Mi imaginación estaba excitada, y comencé a dejarme llevar por algunas fantasías sobrecalentadas. Pero la más descabellada de éstas era un acontecimiento doméstico en comparación con lo que sucedió cuando di un solo paso adelante, en el espacio vacío justo entre los dos pedrejones.

Intentaré describirlo hasta el límite de mi capacidad; aunque al lenguaje humano le faltan, por naturaleza, las palabras que son adecuadas para la descripción de sucesos y sensaciones que quedan más allá del límite normal de la experiencia humana.

Nada resulta más desconcertante que calcular mal el grado de descenso al dar un paso. Imaginad entonces lo que fue dar un paso adelante en suelo llano y despejado ¡y encontrar el más completo vacío bajo tus pies! Me pareció estar cayéndome a través de un espacio vacío, y, al mismo tiempo, el paisaje alrededor mío desapareció en medio de un remolino de imágenes rotas, y todo se volvió oscuro. Había una sensación de frío intenso, polar, y un vértigo y un mareo indescriptibles se apoderaron de mí, debido, sin duda, a la profunda alteración del equilibrio. Además, ya fuese a causa de la velocidad de mi descenso o por alguna otra razón, era completamente incapaz de tomar aliento. Mis pensamientos y mis ideas estaban completamente confundidos, y la mitad del tiempo me parecía que estaba cayendo hacia arriba en vez de hacia abajo, o que me estaba deslizando diagonalmente en algún ángulo oblicuo. Por fin, tuve la sensación de dar una vuelta completa de campana; y entonces me encontré de nuevo de pie sobre suelo sólido, sin la menor sacudida o vibración a causa del impacto. La oscuridad se levantó de mi vista, pero todavía estaba mareado, y las imágenes ópticas que recibí fueron, durante algunos momentos, completamente carentes de sentido.

Cuando, al cabo, recobré la capacidad de comprender, y fui capaz de contemplar mis contornos con cierta medida de perceptividad, experimenté una confusión mental equivalente a la de un hombre que se hubiese encontrado arrojado sin aviso en la costa de algún planeta extraño. Tenía la misma sensación de encontrarme completamente desorientado y extrañado que, con seguridad, se sentiría en caso semejante..., la misma perplejidad, vertiginosa y abrumadora, la misma horrible sensación de separación de todos los detalles familiares de nuestro entorno, que proporcionan color, forma y definición a nuestras vidas, e incluso determinan nuestras propias personalidades.

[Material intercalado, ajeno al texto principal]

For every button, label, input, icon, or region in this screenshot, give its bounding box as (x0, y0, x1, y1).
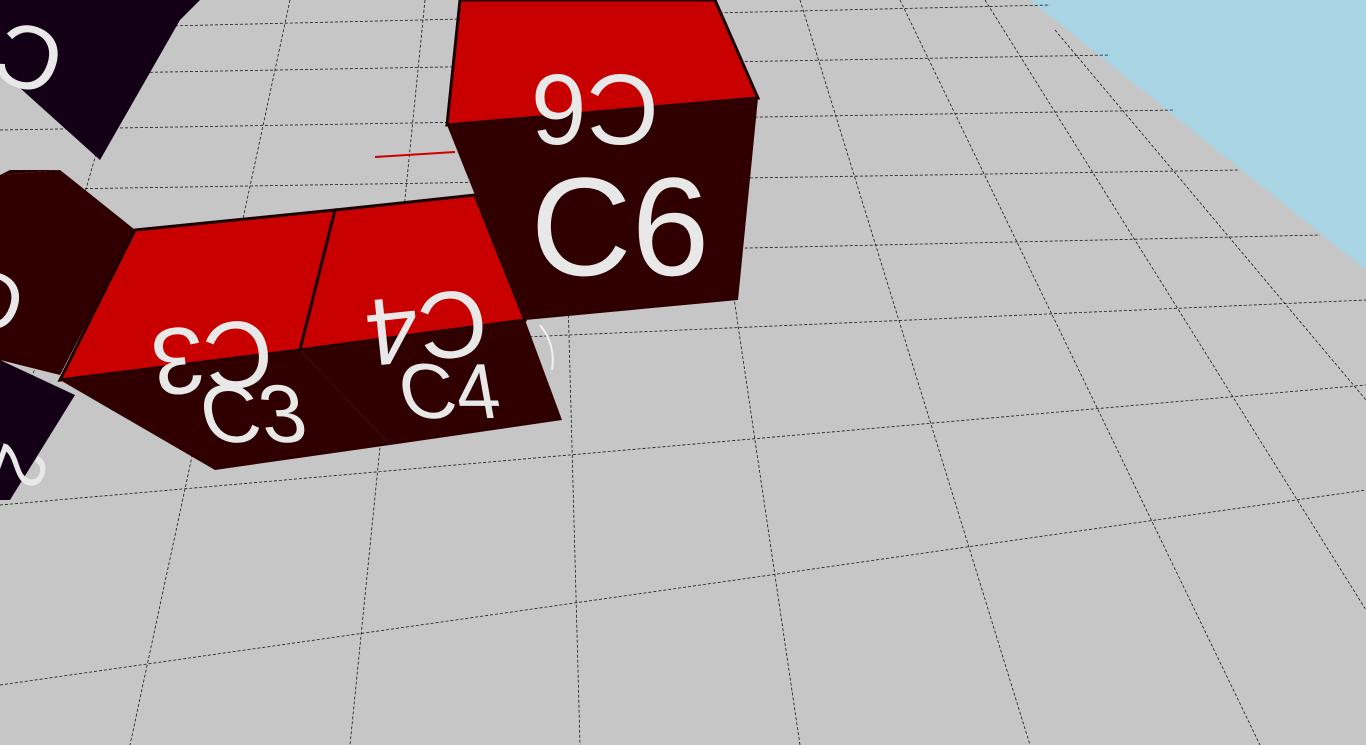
c3-side-label: C3 (192, 368, 313, 460)
game-viewport[interactable]: C 2 C C3 C3 C4 C4 C6 C6 (0, 0, 1366, 745)
c4-side-label: C4 (391, 348, 506, 435)
c6-side-label: C6 (531, 148, 710, 305)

Estaba de pie en medio de un paisaje que no se parecía, en ningún grado o manera, a la Colina del Cráter. Un largo y gradual declive, cubierto de hierba violeta, y tachonado, a intervalos, con piedras de tamaños y formas monolíticos, se alejaba undulante de mí en dirección a una ancha llanura con prados, sinuosos y abiertos, y altos bosques señoriales de una vegetación desconocida cuyas tonalidades predominantes eran el púrpura y el amarillo.